A study presented at APA 2019 found that esketamine spray to be an effective, fast-acting treatment for people with treatment-resistant depression.
A study from the 2019 Annual Meeting of the American Psychiatric Association presented data supporting the effectiveness and safety of esketamine nasal spray for treating treatment-resistant depression.
The study, which was one of the key studies that led to the recent Food and Drug Administration (FDA) approval of esketamine nasal spray, found esketamine spray to be an effective, fast-acting treatment for people that have not responded to other depression treatments.
“This trial of esketamine was one of the pivotal trials in the FDA's review of this treatment for patients with treatment resistant depression. Not only was adjunctive esketamine therapy effective, the improvement was evident within the first 24 hours,” said Michael Thase, MD, study author and professor of psychiatry at Perelman School of Medicine at the University of Pennsylvania. “The novel mechanism of action of esketamine, coupled with the rapidity of benefit, underpin just how important this development is for patients with difficult to treat depression.”
Investigators sought to determine the efficacy and safety of switching patients with treatment-resistant depression from antidepressants to flexibility dosed esketamine nasal spray plus a newly initiated antidepressant compared to a newly initiated antidepressant and a placebo nasal spray. A phase 3, double-blind, active-controlled, multicenter study was conducted at 39 outpatient referral centers between Aug. 2015 and June 2017. Investigators enrolled 223 adults with a diagnosis of moderate to severe nonpsychotic depression and a history of nonresponse to at least two antidepressants. The participants were randomized into their groups and 114 were placed into the esketamine group while 109 were randomized into the placebo group.
Participants were randomly assigned to one of two groups. One group was switched from their current treatment to esketamine nasal spray (56 or 84 mg twice weekly) plus a newly initiated antidepressant (duloxetine, escitalopram, sertraline, or extended-release venlafaxine). The other group was given placebo nasal spray and a newly initiated antidepressant. The primary efficacy endpoint for the study was change from baseline to day 28 in Montgomery-Åsberg Depression Rating Scale (MADRS) score.
The mean MADRS score decreased from baseline to day 28, with a greater improvement in the eskatamine plus antidepressant arm as compared with antidepressant plus placebo arm. Authors noted that the response was rapid in onset and increased over time during repeated dosing. Least square mean between-group differences, in favor of esketamine, of -3.3 were observed 24 hours after dosing, -2.9 at day 8, -2.0 at day 15, -3.8 at day 22, and -4.0 at day 28.
Investigators reported that adverse events in the esketamine group generally appeared shortly after taking the medication and resolved within an hour and a half while patients were in the clinic. The most common adverse events were dissociation, nausea, vertigo, dyspepsia, and dizziness. Authors noted that 7% of patients in the esketamine group discontinued the study due to side effects.

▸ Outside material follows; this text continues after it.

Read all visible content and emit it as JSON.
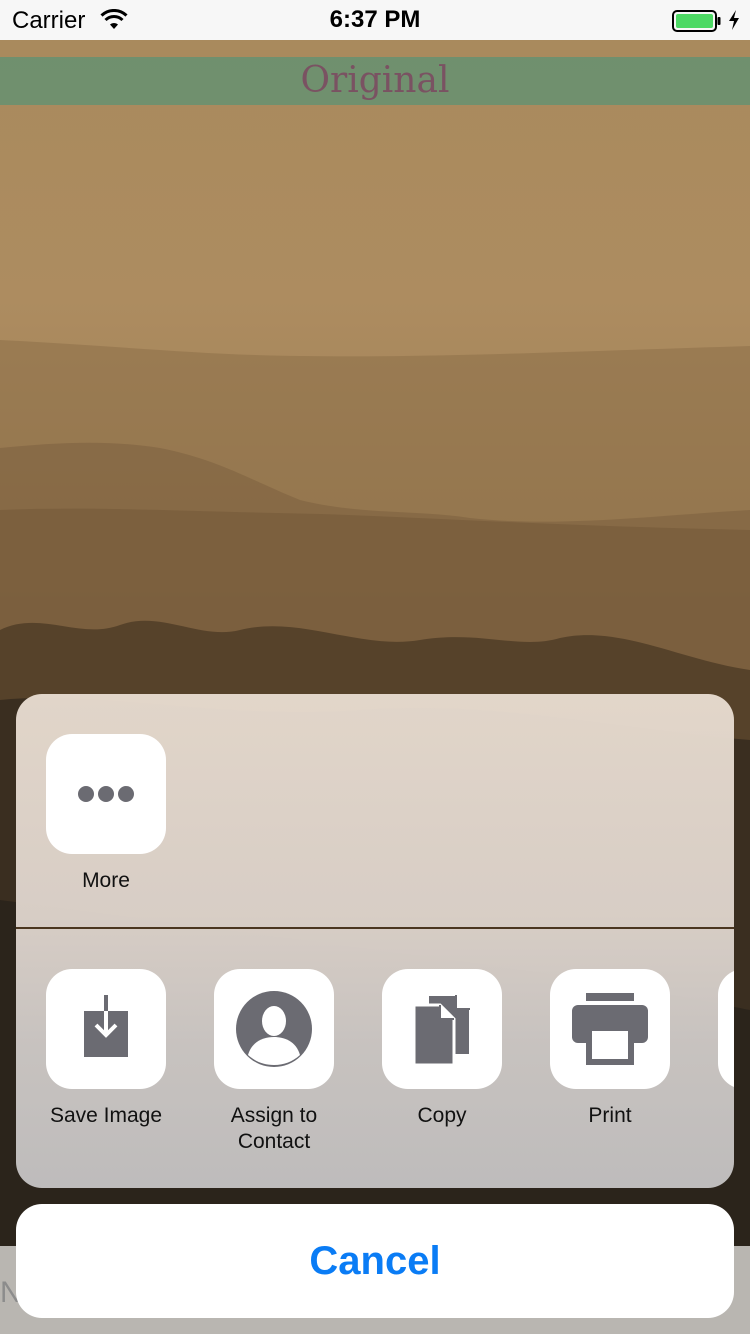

In a commentary published in the American Journal of Psychiatry, Alan Schatzberg, MD, of the Stanford University School of Medicine, points out multiple areas where additional information is needed and chronicled his concerns of the potential for abuse.
“Taken together, there are more questions than answers with intranasal esketamine, and care should be exercised in its application in clinical practice,” Scharzberg explained. “Only time will tell how useful it will be. Still, the agent could be helpful to many patients with refractory depression, and efforts to develop rapidly acting agents for severely depressed patients need to be applauded.”
This study, titled “Efficacy and Safety of Flexibly Dosed Esketamine Nasal Spray Combined With a Newly Initiated Oral Antidepressant in Treatment-Resistant Depression: A Randomized Double-Blind Active-Controlled Study,” is published in the American Journal of Psychiatry and was presented at APA 2019 in San Francisco, CA.